The rule changes the way the threshold for a more stringent type of permitting is calculated, with EPA Administrator Andrew Wheeler arguing that the action incentivizes industry to implement technology that would lessen air pollution.
"This rule incentivizes installation of new technologies that can both improve operator efficiency and reduce air pollution," he said in a statement.
Whether or not facility modifications trigger the stricter air pollution permitting process is determined using a two-step process.
The first step seeks to determine whether the modification would cause a "significant emissions increase." The second step seeks to determine whether the modification and other projects undertaken at the pollution facility within a specific time frame together result in a significant net increase in pollution emissions.
If both conditions are met, facility modifications need pre-construction permits under a program called New Source Review.
However, the new rule changes the way that the first step is calculated, accounting for both emissions increases and emissions decreases caused by the modification rather than just the increases.

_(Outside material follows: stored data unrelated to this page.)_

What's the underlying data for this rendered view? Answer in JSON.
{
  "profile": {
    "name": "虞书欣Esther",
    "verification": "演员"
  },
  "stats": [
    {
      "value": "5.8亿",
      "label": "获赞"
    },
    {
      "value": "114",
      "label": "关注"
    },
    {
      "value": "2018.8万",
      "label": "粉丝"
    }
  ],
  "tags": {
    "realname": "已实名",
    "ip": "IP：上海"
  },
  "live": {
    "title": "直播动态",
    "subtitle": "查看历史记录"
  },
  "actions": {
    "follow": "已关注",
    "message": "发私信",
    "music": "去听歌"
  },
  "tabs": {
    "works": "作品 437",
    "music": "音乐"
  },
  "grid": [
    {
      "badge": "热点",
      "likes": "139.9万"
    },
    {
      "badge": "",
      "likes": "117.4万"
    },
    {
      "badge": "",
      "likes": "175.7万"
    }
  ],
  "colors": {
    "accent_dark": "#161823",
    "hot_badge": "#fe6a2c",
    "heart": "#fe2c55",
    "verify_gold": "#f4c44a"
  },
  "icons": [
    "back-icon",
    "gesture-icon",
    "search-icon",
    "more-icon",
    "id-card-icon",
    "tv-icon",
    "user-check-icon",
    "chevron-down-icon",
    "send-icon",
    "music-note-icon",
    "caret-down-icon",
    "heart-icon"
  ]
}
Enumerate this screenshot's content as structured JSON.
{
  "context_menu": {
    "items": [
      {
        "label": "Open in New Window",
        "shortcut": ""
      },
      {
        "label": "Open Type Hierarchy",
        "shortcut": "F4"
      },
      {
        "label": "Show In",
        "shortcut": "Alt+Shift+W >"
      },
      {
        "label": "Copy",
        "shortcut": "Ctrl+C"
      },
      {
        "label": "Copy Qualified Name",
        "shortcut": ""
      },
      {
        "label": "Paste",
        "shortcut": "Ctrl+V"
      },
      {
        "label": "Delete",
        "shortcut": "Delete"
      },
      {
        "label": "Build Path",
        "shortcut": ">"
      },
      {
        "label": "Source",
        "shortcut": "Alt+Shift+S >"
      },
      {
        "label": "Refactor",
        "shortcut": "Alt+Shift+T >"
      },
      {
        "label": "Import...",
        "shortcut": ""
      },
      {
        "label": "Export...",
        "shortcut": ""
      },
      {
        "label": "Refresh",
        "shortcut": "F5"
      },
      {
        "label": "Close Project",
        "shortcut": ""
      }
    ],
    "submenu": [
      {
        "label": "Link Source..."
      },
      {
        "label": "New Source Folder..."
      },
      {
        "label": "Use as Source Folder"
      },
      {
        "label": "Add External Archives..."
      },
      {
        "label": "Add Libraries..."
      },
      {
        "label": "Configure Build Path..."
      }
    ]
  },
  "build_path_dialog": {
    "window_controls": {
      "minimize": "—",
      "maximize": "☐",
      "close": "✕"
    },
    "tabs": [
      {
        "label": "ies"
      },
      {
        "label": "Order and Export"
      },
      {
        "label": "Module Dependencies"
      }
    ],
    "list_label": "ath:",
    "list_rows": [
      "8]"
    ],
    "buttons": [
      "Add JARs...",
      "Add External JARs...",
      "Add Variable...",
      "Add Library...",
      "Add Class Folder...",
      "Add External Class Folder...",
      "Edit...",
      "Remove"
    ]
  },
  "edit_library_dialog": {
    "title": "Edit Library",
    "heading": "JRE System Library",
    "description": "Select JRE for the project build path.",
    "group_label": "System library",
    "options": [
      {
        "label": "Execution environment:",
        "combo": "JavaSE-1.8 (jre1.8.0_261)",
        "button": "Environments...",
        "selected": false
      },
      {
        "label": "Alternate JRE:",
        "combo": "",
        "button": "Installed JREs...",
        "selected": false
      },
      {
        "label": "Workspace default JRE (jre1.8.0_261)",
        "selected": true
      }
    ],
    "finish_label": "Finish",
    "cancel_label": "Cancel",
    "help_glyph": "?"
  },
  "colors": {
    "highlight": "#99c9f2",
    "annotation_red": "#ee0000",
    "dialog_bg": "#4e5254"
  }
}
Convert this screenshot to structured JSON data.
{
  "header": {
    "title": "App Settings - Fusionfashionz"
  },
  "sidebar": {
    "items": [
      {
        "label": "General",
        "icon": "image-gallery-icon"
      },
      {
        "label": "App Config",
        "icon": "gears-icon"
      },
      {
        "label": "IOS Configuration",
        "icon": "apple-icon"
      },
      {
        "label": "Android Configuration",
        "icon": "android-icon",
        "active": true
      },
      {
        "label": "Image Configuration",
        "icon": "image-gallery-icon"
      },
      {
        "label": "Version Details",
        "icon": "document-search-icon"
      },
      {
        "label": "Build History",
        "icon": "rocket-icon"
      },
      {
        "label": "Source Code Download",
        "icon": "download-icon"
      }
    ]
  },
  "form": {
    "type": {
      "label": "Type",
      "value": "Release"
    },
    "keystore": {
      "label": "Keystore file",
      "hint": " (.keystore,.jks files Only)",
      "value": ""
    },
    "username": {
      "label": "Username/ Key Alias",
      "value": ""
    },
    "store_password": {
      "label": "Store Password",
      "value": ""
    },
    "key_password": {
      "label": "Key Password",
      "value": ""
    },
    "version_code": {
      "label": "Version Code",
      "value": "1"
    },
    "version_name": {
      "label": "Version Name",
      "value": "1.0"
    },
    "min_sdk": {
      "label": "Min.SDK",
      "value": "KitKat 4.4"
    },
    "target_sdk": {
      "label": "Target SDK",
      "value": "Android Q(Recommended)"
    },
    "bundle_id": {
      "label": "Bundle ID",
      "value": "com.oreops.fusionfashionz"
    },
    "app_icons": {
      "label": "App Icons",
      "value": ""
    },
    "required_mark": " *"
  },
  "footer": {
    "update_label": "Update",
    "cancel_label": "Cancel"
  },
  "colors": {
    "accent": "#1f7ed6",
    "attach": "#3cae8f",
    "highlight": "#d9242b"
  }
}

The new rule is the latest in a string of actions taken on by the EPA to weaken requirements or ease permitting or standards for polluters.
Earlier this month, the agency finalized a rule that could reclassify "major" sources of pollution as minor ones, allowing facilities to abide by less-stringent emissions standards.
And in July, it finalized a rule speeding up the review process for industry permits, which critics said would limit communities' ability to fight them.